A practical checklist when choosing a provider boils down to several questions. Where do the IPs come from and how was consent obtained from their owners? Is there an independent audit of the sources (as in the case of Bright Data's reference to PwC)? Are the types of proxies transparent and are the pools—residential, mobile, data center—segregated for different tasks? For sensitive scenarios like multi-accounting and working with mobile applications, mobile proxies provide the most "live" fingerprint, while for mass parsing, it is wiser to combine residential proxies with rotation for specific geo-tasks. It is not about "how many millions of IPs are claimed," but rather how clean, consistent, and legally sourced those addresses are.

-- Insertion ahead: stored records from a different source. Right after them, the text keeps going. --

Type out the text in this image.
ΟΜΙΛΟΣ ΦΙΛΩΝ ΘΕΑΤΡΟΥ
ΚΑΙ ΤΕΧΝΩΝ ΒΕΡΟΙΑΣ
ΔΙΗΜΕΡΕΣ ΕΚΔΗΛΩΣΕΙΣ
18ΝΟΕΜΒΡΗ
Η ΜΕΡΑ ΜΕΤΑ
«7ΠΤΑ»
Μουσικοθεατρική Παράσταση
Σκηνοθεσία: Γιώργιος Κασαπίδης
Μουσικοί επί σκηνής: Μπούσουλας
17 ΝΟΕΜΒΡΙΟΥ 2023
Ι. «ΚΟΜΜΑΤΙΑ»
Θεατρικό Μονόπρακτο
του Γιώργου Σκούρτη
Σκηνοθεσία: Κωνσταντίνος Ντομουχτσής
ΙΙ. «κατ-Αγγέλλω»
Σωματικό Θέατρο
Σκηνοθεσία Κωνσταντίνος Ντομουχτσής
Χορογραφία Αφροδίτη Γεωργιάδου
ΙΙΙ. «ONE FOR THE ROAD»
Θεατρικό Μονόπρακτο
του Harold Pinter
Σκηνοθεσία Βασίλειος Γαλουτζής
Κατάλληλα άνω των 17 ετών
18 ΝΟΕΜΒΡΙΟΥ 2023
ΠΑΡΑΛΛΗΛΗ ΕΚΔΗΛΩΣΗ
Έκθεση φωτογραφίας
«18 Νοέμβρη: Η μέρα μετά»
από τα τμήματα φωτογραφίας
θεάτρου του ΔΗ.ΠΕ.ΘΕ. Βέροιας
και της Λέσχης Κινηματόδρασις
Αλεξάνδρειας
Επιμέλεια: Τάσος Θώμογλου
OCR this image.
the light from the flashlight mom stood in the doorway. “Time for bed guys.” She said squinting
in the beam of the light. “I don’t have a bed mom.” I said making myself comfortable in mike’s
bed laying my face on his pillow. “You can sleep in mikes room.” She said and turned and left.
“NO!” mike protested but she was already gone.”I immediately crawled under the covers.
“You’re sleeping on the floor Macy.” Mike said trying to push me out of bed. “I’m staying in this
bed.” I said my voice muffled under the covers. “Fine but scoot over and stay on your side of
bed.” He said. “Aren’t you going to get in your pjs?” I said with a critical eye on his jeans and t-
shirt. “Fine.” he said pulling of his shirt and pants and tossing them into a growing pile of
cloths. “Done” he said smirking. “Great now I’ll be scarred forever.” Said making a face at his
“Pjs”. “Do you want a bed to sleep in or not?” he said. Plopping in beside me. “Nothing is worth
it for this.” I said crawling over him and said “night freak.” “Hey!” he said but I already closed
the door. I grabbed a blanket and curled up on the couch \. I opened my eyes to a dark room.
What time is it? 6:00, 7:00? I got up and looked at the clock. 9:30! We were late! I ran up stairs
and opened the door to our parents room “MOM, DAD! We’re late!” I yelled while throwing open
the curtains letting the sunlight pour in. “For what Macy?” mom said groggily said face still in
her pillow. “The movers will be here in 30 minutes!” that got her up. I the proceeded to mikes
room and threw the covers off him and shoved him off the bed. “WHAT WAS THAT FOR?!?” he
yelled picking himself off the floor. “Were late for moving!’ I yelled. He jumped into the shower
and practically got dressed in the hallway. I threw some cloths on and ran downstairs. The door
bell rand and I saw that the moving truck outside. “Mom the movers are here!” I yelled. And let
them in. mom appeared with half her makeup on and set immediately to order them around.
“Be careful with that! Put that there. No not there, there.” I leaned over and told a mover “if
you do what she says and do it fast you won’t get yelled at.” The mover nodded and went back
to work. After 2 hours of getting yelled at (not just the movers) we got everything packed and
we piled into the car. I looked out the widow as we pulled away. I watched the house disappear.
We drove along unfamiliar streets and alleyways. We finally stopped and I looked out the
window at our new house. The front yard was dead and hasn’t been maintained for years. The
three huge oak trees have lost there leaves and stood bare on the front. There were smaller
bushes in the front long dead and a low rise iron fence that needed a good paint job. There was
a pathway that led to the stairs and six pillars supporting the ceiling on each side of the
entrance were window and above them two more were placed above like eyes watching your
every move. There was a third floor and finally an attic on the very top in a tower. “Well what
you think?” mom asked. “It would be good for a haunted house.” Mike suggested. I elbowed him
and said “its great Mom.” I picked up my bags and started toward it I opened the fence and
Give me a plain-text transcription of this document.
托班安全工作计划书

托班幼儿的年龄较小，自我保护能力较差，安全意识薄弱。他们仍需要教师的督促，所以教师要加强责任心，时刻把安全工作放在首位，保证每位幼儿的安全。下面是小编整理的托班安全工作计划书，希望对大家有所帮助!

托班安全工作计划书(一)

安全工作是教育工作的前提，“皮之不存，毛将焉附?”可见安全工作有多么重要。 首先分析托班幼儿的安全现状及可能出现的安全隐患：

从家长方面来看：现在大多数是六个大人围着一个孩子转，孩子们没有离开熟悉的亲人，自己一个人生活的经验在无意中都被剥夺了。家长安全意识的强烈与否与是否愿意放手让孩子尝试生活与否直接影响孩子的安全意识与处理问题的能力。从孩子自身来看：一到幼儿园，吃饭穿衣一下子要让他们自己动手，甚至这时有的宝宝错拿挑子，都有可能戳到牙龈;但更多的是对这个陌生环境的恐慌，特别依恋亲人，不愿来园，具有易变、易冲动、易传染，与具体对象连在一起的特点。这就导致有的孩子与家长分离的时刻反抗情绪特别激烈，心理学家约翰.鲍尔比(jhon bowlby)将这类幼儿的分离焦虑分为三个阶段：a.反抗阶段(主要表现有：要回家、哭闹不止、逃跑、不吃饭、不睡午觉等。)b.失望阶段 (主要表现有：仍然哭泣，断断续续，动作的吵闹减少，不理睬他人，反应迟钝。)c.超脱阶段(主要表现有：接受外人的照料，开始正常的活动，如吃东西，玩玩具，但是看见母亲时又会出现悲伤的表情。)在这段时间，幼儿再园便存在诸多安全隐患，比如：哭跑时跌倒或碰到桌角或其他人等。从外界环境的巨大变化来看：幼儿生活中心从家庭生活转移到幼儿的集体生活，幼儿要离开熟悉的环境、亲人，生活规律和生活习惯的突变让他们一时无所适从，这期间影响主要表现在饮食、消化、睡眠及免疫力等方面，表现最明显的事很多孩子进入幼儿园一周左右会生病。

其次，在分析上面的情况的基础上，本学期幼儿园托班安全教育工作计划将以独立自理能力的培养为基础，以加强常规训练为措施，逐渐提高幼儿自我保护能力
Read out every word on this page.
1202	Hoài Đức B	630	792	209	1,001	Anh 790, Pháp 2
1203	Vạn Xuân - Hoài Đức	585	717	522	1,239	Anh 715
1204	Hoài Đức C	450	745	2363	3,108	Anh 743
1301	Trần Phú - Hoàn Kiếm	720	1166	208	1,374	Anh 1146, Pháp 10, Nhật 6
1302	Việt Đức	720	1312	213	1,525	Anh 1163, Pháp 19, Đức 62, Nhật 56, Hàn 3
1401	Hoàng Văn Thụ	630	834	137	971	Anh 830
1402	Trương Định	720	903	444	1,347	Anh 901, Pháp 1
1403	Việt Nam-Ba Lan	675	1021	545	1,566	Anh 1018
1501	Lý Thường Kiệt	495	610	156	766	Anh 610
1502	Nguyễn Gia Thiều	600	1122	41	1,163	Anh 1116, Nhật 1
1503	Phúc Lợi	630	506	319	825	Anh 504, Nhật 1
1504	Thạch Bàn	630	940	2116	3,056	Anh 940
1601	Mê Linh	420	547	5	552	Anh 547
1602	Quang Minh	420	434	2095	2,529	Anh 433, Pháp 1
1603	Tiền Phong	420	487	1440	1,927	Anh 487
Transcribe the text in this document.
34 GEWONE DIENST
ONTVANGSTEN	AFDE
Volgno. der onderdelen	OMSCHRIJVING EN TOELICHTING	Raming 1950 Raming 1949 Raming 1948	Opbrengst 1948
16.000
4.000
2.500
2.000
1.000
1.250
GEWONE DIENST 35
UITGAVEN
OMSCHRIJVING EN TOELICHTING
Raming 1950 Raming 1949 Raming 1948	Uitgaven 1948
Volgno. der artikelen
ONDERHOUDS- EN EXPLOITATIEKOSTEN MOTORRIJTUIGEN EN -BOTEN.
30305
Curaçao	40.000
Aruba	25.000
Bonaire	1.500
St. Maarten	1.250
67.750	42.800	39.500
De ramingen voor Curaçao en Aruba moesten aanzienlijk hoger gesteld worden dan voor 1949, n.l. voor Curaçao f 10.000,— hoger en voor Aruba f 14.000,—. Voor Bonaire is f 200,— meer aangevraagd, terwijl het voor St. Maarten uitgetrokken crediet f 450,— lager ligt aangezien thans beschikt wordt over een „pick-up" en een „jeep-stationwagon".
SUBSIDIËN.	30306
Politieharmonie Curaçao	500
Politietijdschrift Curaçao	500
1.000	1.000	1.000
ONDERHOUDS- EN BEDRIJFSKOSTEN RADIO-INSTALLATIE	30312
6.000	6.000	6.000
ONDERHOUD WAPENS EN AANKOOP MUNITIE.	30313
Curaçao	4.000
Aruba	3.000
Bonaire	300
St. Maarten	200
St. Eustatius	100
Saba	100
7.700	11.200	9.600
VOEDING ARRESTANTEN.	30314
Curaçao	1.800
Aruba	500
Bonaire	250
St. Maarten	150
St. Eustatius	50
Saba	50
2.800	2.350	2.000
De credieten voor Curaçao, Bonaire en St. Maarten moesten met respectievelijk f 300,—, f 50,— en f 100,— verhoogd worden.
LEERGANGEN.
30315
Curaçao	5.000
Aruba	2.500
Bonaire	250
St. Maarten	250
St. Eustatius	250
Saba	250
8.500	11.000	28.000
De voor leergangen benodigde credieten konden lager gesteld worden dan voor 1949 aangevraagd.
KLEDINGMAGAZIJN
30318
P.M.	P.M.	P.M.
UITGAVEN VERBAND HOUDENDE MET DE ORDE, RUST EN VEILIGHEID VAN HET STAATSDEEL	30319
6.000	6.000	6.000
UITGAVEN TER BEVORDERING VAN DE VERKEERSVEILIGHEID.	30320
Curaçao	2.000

How to Protect Your Own Devices

If you are on the other side—simply an owner of a Smart TV or phone—the minimum hygiene looks like this. At the network level, the analysis recommends blocking SDK domains: proxyjs.brdtnet.com, proxyjs.luminatinet.com, proxyjs.bright-sdk.com, clientsdk.bright-sdk.com, clientsdk.brdtnet.com— for example, through DNS filtering on your router or Pi-hole. According to the study, blocking these addresses stops the device from functioning as a relay, without affecting the paid service of Bright Data, which operates on other addresses. And, as the FBI advises, it is critical to be mindful of what "free" applications you install: free content that you do not pay for with money is often paid for with your IP address and traffic.

Conclusion

The analysis by Include Security is not "a revelation of one company," but an X-ray of the entire residential proxy market: the demand for live home IPs is so high that they are gathered from anywhere, even from the television in the living room, and the line between "voluntary consent" and a hidden botnet turns out to be thinner than one would like. For those who purchase proxies professionally, this is a reason to stop looking only at the price per gigabyte and start asking about the origin of the IPs. A clean, transparently sourced network is not marketing; it is a direct condition for ensuring that your scraping does not get banned and does not become part of someone else's legal story.